Here is a reliable estimate: one incident for every 1,205 flights.
That's the figure reported by the International Air Transport Association (IATA) when it revealed last year that some 10,854 unruly passenger incidents were reported by airlines worldwide in 2015.
That's a 17 percent increase from the 9,316 incidents reported in 2014.
Most of the cases involved verbal abuse, reluctance to follow crew instructions and other forms of anti-social behaviour.
About 1 in 10 of the trouble makers were physically aggressive towards other passengers or crew or caused damage to the aircraft.
Alcohol or drug intoxication was highlighted as a possible cause in almost a quarter of the cases, mostly consumed before boarding or without knowledge of the crew.
But there are various contributory factors, such as anxiety, lack of sleep, stress and fear of enclosed space that caused people to lose it among the clouds.
Here are 5 recent examples that made headlines.
An All Nippon Airways flight was delayed in Tokyo on Monday (May 1) after two male passengers got into a brawl after one of them threatened to "kill" him. The aggressor was an American who wore a red shirt.
The crew had to intervene as the fight, which was captured on video, became intense.
After leaving the plane, the man in red shirt, reportedly choked a flight steward. The 44-year-old was arrested and charged with assault. AFP reported that he was found to be 'drunk'.
Last month (April), two unruly passengers were thrown out of a British Airways flight from London to Jamaica following a row about an upgrade.

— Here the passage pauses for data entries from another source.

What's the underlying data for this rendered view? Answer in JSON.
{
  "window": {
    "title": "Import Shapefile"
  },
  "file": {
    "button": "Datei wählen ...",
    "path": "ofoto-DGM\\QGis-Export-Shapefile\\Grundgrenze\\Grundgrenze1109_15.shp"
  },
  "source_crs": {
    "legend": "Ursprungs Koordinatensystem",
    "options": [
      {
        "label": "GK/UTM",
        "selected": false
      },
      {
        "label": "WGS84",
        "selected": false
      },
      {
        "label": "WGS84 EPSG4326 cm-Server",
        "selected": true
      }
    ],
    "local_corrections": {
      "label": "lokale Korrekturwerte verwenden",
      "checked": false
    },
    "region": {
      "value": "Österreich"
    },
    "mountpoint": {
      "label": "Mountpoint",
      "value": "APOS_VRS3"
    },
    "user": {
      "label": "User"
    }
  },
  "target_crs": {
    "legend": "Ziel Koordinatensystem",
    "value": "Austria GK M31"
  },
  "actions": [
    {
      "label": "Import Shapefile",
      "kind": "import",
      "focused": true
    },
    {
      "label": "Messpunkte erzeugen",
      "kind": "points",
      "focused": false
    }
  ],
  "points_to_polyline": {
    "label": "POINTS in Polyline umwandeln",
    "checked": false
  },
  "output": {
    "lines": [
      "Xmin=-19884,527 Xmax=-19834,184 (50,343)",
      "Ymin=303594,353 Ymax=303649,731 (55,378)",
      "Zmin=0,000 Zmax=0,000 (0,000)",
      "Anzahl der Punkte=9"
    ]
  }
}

'Diabetic' passenger Kwame Bantu alleged he was tied up by cabin staff after he tried to ease his swollen legs by moving to a seat with more space.
Another passenger, Joy Stoney, protested on his behalf. But the pilot decided to divert the flight to the Portugues island of Terceira and kicked out the pair.
When a hysterical man tried to break into the cockpit on an Ethiopian Airlines flight which took off from Addis Ababa for Beijing in March, the crew as well as passengers were too frightened to stop him.
He was pounding the door and kicking it nonstop. Then stepped in the hero: Cao Hongguo, a bodybuilder who brought the man down. The flight captain helped Cao pin the man to the floor.
But it took 20 minutes to tie up the struggling man who broke free at times.
Singer Richard Marx (in pictures above), who is known for his romantic hits in the 1980s, made headlines last December when he helped subdue a drunk passenger on Korean Air.
The 34-year-old man attacked crew members and other passengers on board a flight from Hanoi to Incheon. On his Facebook page, Marx said the incident was "chaotic and dangerous" as the crew were "completely untrained" to handle it.
The passenger was later put on a blacklist as he had caused a similar mid-flight ruckus a few months earlier.
This one takes the cake as it involved a senior airline executive ironically.
Top Korean Air executive Heather Cho (above), who is also the daughter of the airline's chairman, blew up when she was served macadamia nuts in a way she deemed inappropriate. She humiliated and jabbed the flight attendant with a bunch of papers.
Cho was jailed for ordering a taxiing plane back to offload the steward. The case attracted global attention.